There are currently two active infections of COVID-19 in the Timiskaming District after another infection was confirmed on Friday. This after a new case was confirmed on Thursday afternoon. 

The first COVID-related death involving a resident of the Timiskaming District happened on Jan. 11.  A man in his 80s with the disease was transferred to Health Sciences North on Friday and passed away after three days. He was exposed to the disease through close contact with another confirmed case and was tested on Christmas Eve.

Since the beginning of December, the number of COVID-19 cases in the health unit's coverage area has more than quadrupled, rising from 19 to 94. There have been 63 new cases since Christmas Eve, accounting for 67 per cent of the total infections since the pandemic began, all but one have been resolved.

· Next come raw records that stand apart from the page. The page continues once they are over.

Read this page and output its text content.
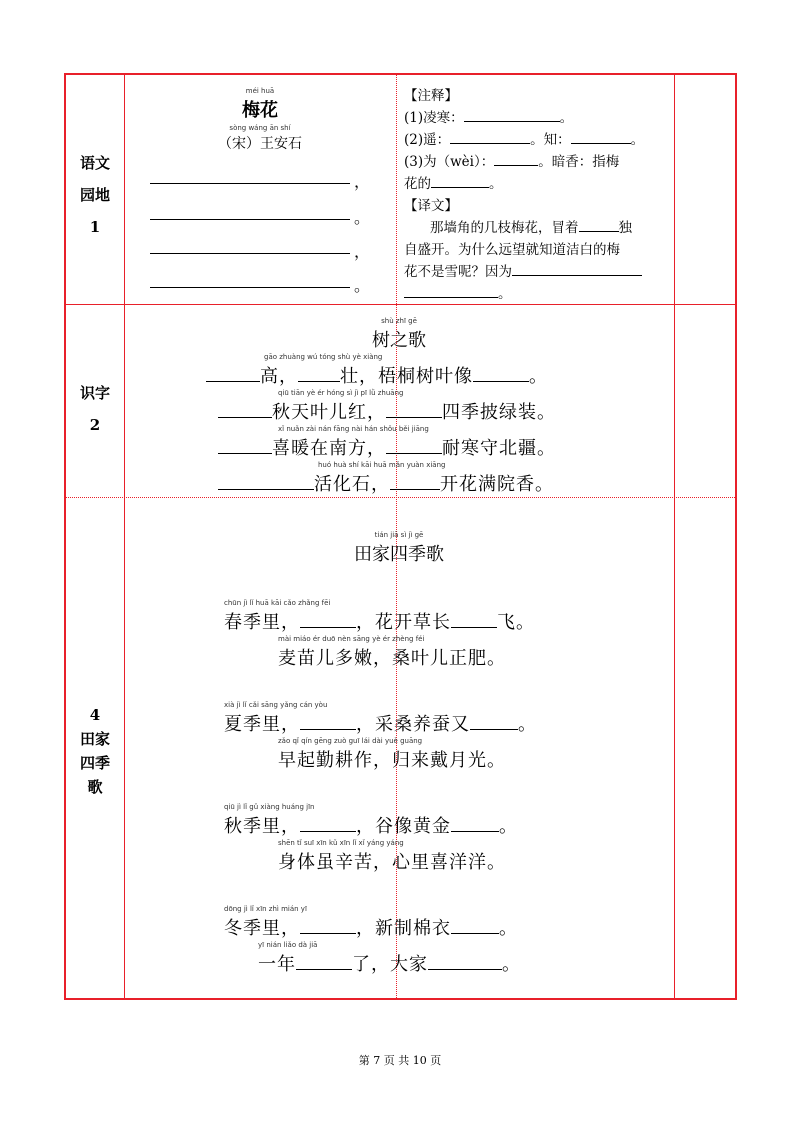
语文
园地
1
méi huā
梅花
sòng wáng ān shí
（宋）王安石
，
。
，
。
【注释】
(1)凌寒：	。
(2)遥：	。知：	。
(3)为（wèi）：	。暗香：指梅
花的	。
【译文】
那墙角的几枝梅花，冒着	独
自盛开。为什么远望就知道洁白的梅
花不是雪呢？因为
。
识字
2
shù zhī gē
树之歌
gāo zhuàng wú tóng shù yè xiàng
高， 壮，梧桐树叶像	。
qiū tiān yè ér hóng sì jì pī lǜ zhuāng
秋天叶儿红，	四季披绿装。
xǐ nuǎn zài nán fāng nài hán shǒu běi jiāng
喜暖在南方，	耐寒守北疆。
huó huà shí kāi huā mǎn yuàn xiāng
活化石，	开花满院香。
4
田家
四季
歌
tián jiā sì jì gē
田家四季歌
chūn jì lǐ huā kāi cǎo zhǎng fēi
春季里，	，花开草长	飞。
mài miáo ér duō nèn sāng yè ér zhèng féi
麦苗儿多嫩，桑叶儿正肥。
xià jì lǐ cǎi sāng yǎng cán yòu
夏季里，	，采桑养蚕又	。
zǎo qǐ qín gēng zuò guī lái dài yuè guāng
早起勤耕作，归来戴月光。
qiū jì lǐ gǔ xiàng huáng jīn
秋季里，	，谷像黄金	。
shēn tǐ suī xīn kǔ xīn lǐ xǐ yáng yáng
身体虽辛苦，心里喜洋洋。
dōng jì lǐ xīn zhì mián yī
冬季里，	，新制棉衣	。
yī nián liǎo dà jiā
一年	了，大家	。
第 7 页 共 10 页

Health officials have also closed the Encore Club in Kirkland Lake at the order of a public health inspector.

On Dec. 18, the Timiskaming Health Unit also declared a COVID-19 outbreak at Teck Pioneer Residence in Kirkland Lake after one staff member tested positive for the disease. That outbreak has been declared over.

Since the pandemic began, there have been a total of 94 confirmed cases in the Timiskaming District, and 92 have been resolved including one COVID-related death on Jan. 11, 2021.